Anyway, great post Jim. I agree with you through and through on this one.
I see his point, though. No, I actually don't. I like Jonathan Blow. He's a really brilliant developers. I can understand him, as an auteur, not wanting to be equated with commentary on the business side of things, but rather with his ideas on game design. I really get that. But, I think, in the grand scheme, this probably helps him (well, not the whining about it, but the...articles). People will read the article in Edge, now, to see what else this guy thinks, and then they'll get the real meat.
Basically, if Edge sells more magazines, more people play his games. And if more people play his games, then he's succeeded. So...where's the problem? Besides Microsoft being pissed at him over this?
I remember CVG when it was a text magazine.
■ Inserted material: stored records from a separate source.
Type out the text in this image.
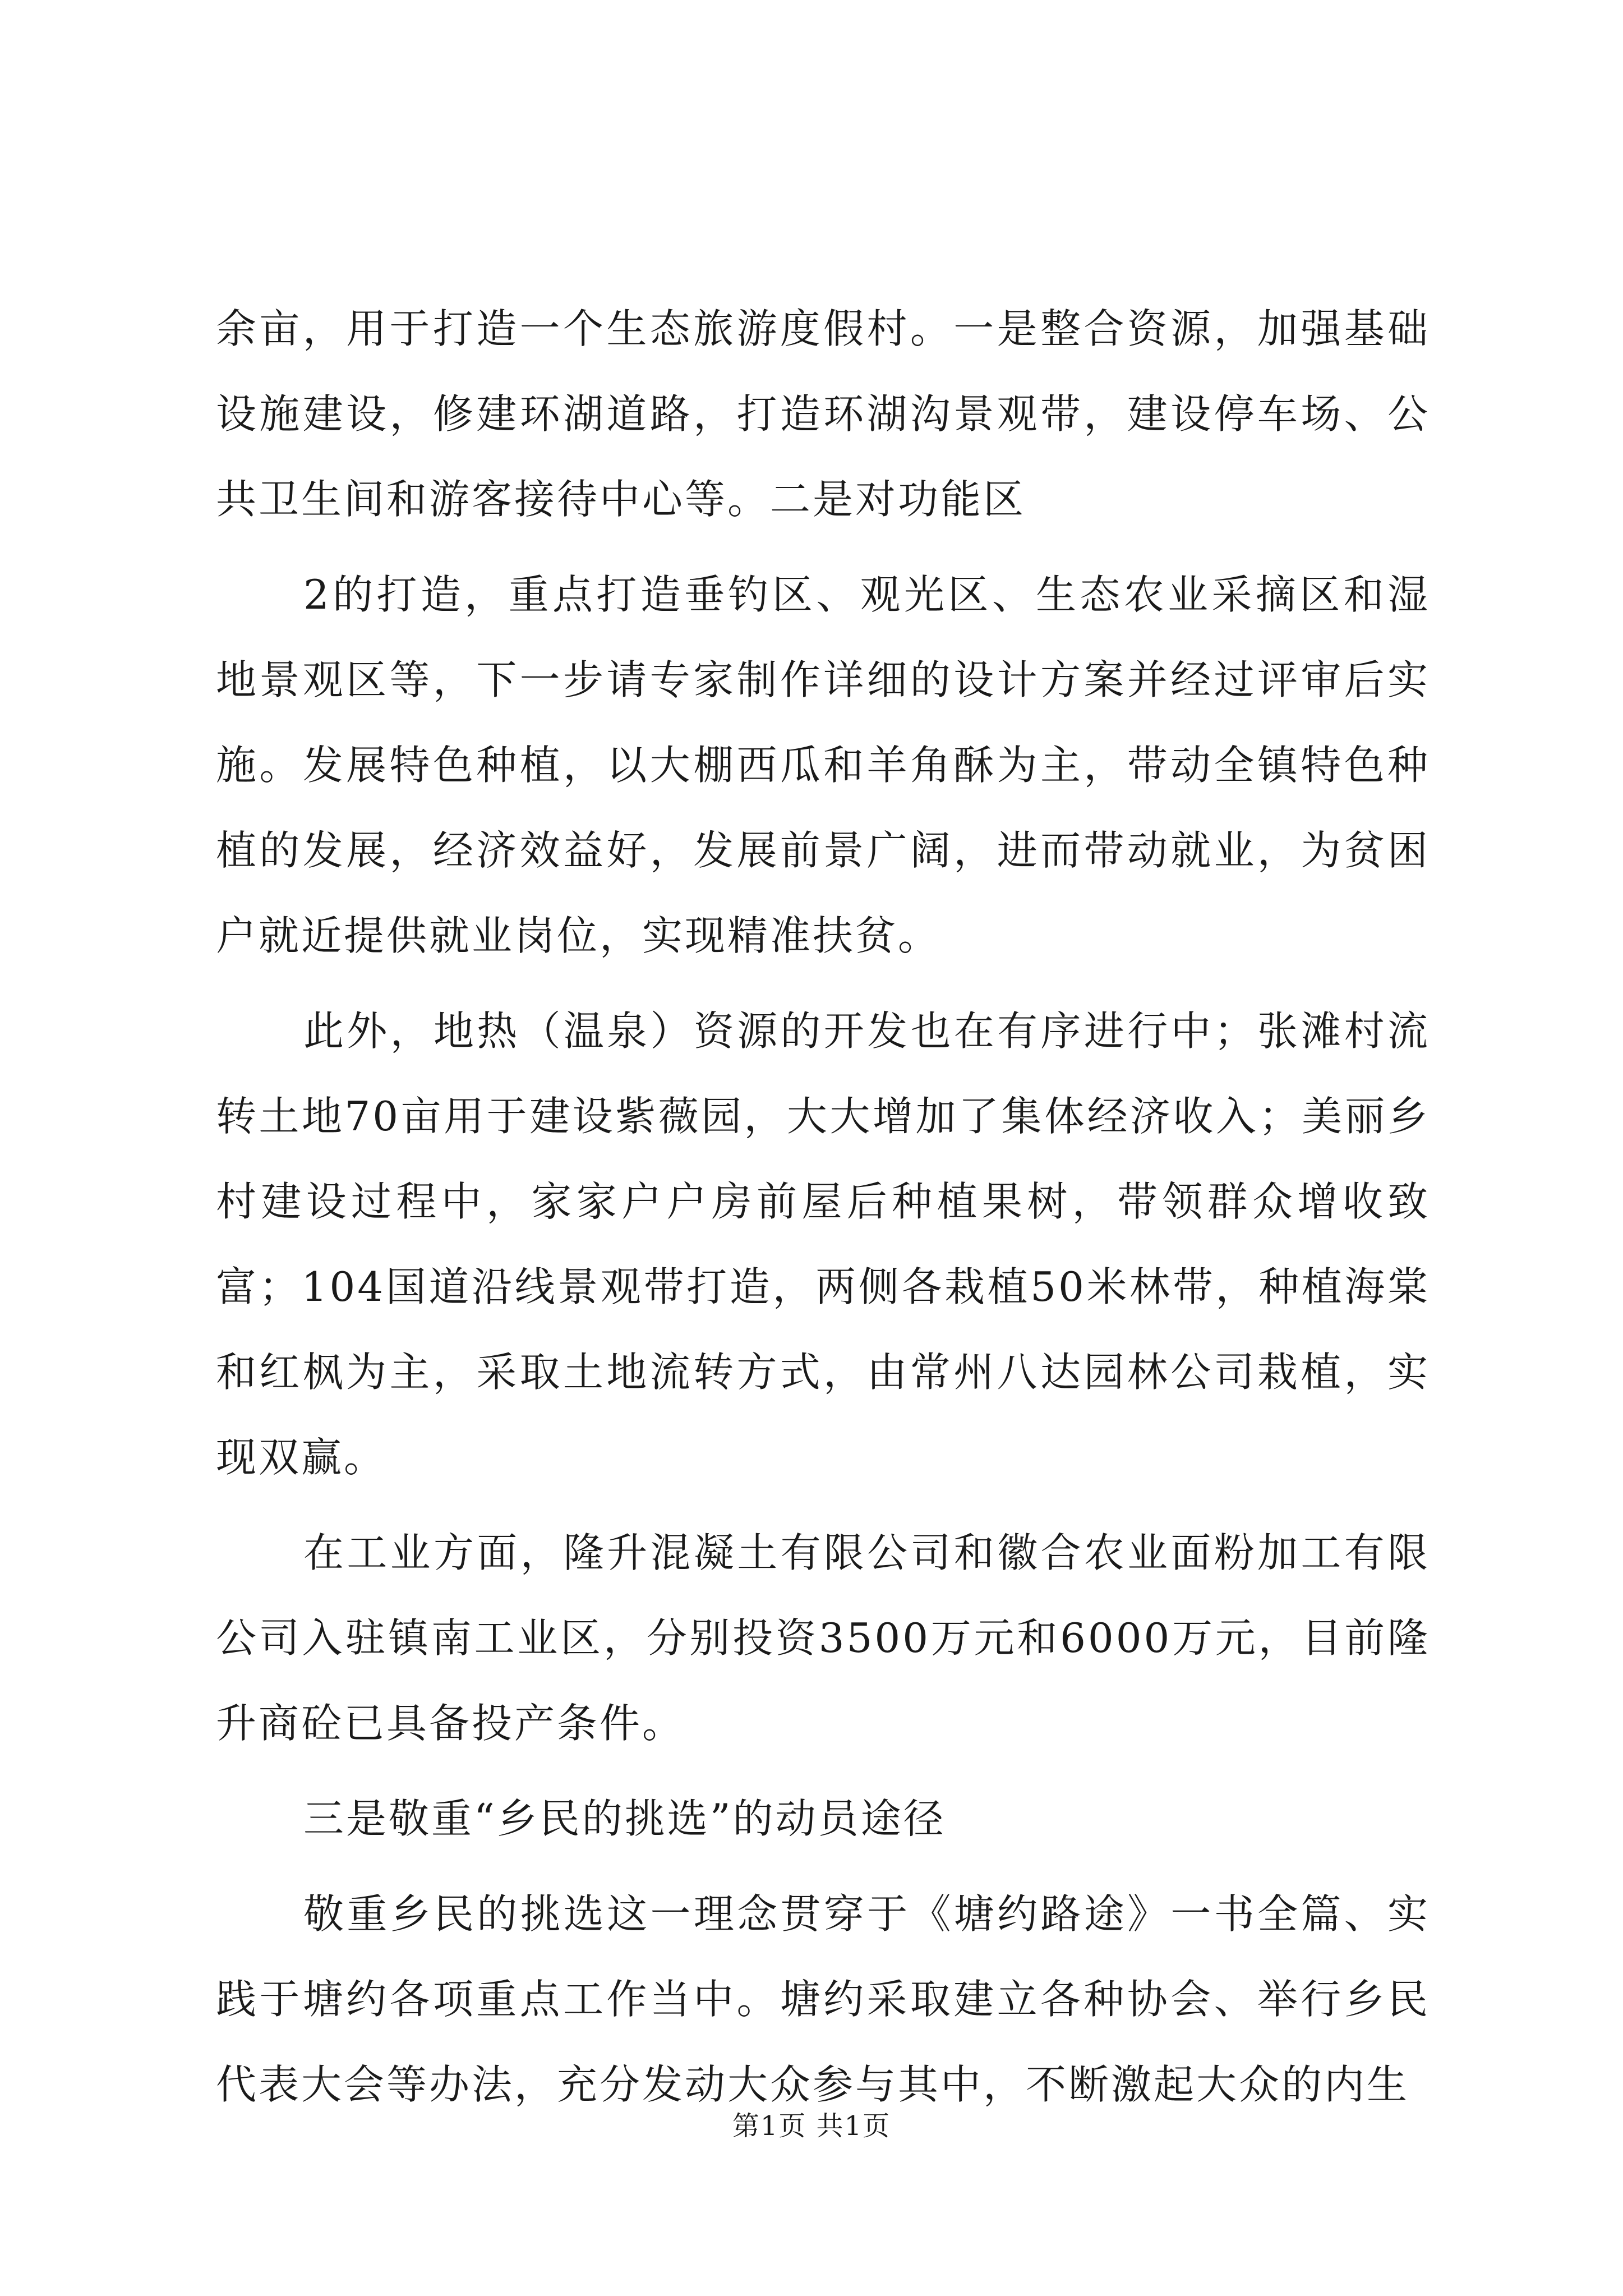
余亩，用于打造一个生态旅游度假村。一是整合资源，加强基础设施建设，修建环湖道路，打造环湖沟景观带，建设停车场、公共卫生间和游客接待中心等。二是对功能区

2的打造，重点打造垂钓区、观光区、生态农业采摘区和湿地景观区等，下一步请专家制作详细的设计方案并经过评审后实施。发展特色种植，以大棚西瓜和羊角酥为主，带动全镇特色种植的发展，经济效益好，发展前景广阔，进而带动就业，为贫困户就近提供就业岗位，实现精准扶贫。

此外，地热（温泉）资源的开发也在有序进行中；张滩村流转土地70亩用于建设紫薇园，大大增加了集体经济收入；美丽乡村建设过程中，家家户户房前屋后种植果树，带领群众增收致富；104国道沿线景观带打造，两侧各栽植50米林带，种植海棠和红枫为主，采取土地流转方式，由常州八达园林公司栽植，实现双赢。

在工业方面，隆升混凝土有限公司和徽合农业面粉加工有限公司入驻镇南工业区，分别投资3500万元和6000万元，目前隆升商砼已具备投产条件。

三是敬重“乡民的挑选”的动员途径

敬重乡民的挑选这一理念贯穿于《塘约路途》一书全篇、实践于塘约各项重点工作当中。塘约采取建立各种协会、举行乡民代表大会等办法，充分发动大众参与其中，不断激起大众的内生

第1页 共1页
Its golden period to me was in the 1990s, when they used a 'high five' system to review games. It was the puberty of videogame journalism, where they'd do spreads involving the staff writers getting up to hilarious hijinks, playing games in hilarious ways. I remember when they gave Quake a 'Revelation' rating, and a bit later, Super Mario 64.
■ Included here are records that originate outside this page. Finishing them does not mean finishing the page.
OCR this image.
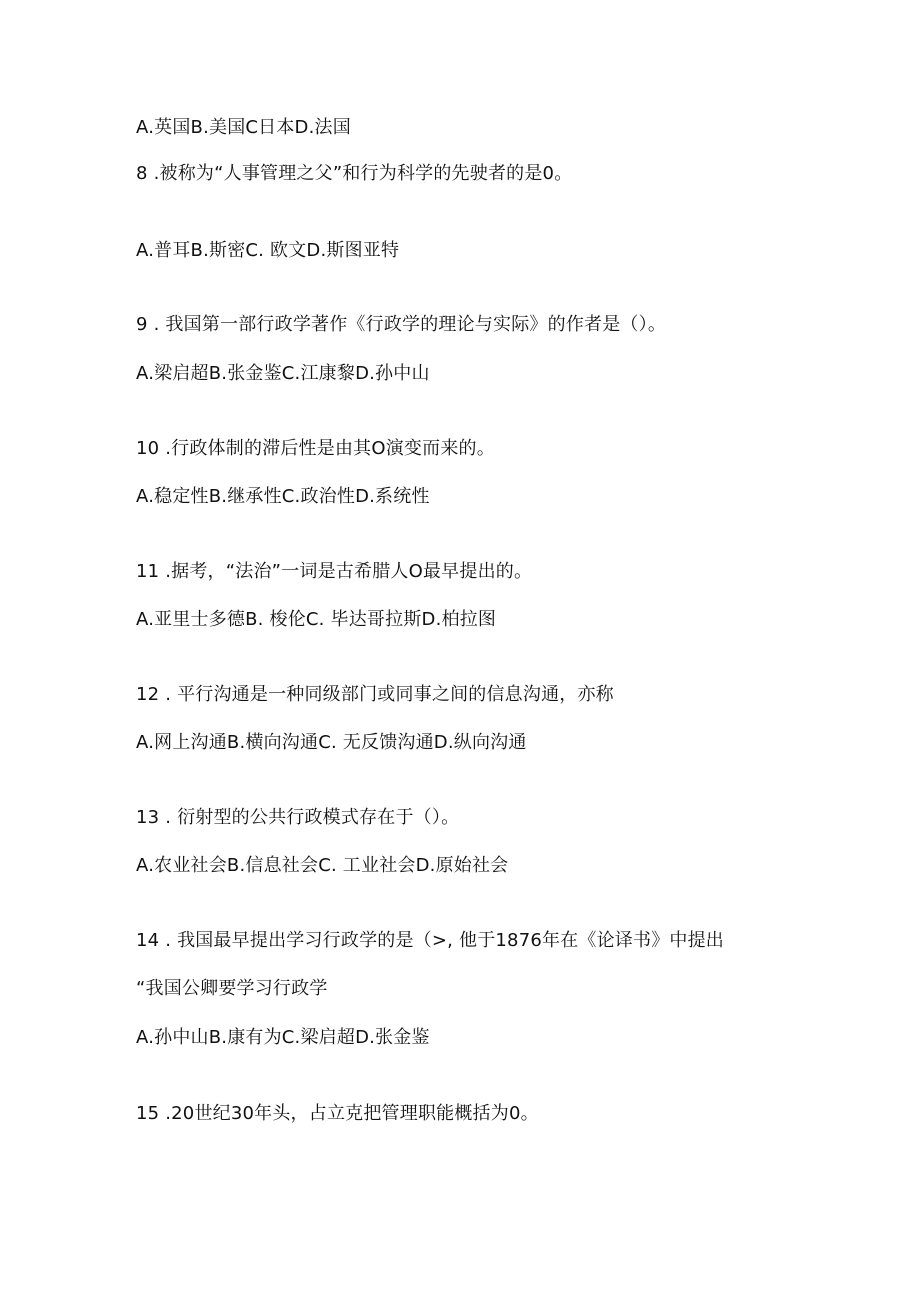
A.英国B.美国C日本D.法国
8 .被称为“人事管理之父”和行为科学的先驶者的是0。
A.普耳B.斯密C. 欧文D.斯图亚特
9 . 我国第一部行政学著作《行政学的理论与实际》的作者是（）。
A.梁启超B.张金鉴C.江康黎D.孙中山
10 .行政体制的滞后性是由其O演变而来的。
A.稳定性B.继承性C.政治性D.系统性
11 .据考，“法治”一词是古希腊人O最早提出的。
A.亚里士多德B. 梭伦C. 毕达哥拉斯D.柏拉图
12 . 平行沟通是一种同级部门或同事之间的信息沟通，亦称
A.网上沟通B.横向沟通C. 无反馈沟通D.纵向沟通
13 . 衍射型的公共行政模式存在于（）。
A.农业社会B.信息社会C. 工业社会D.原始社会
14 . 我国最早提出学习行政学的是（>, 他于1876年在《论译书》中提出
“我国公卿要学习行政学
A.孙中山B.康有为C.梁启超D.张金鉴
15 .20世纪30年头，占立克把管理职能概括为0。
The old staff were brilliant blokes too - Ed Lomas, Jaime Smith, Oz Browne, Phil Dawson, Steve Keys. I went to England once (from Australia) to their old HQ at Emap Images on the Isle Of Dogs. I was a 10 year old kid who walked in there unnanouced with my mum, and Steve Keys gave me a Nintendo 64. This was in 1997 and probably the greatest gift ever received.
I welcome developers speaking out against bad journalism, it can give a wake up call to readers, and journalists.
Glad you tried to clarify things Sterling, maybe next time, if circumstances permit, do a little more investigating...
I just read the introductory paragraphs, skipped the rest and scrolled past the long list of comments. You are a master at your craft. My hat is off to you sir.
It wasn't really taken out of context, though. He said it in an interview. CVG didn't twist his words or claim he meant anything other than what he said.
His words were singled out, but they were not robbed of their original meaning.
There was nothing to investigate. Blow said something interesting in an Edge interview, I shared it with Dtoid readers. I'd say that's pretty investigated.
I stand by my original story on this.
The irony of this article, of course, is that it's longer than three paragraphs, so most people won't read it all.
Even if I disagree about Sony going for the risky stuff. XBLIG says hello, Ninja Suicide and Obama/Samurai games and all. If Sony had an Indie Games area like XBLIG, I'd grant them that, since they do develop from a wider base (most XBLIG devs are from North America, reflecting the Xbox 360 dominance in that area), but they don't. XBLIG is unique in that, a bit of moderation aside, it's the community which publishes the stuff.
Also, tits... Since that seems to inspire commentary.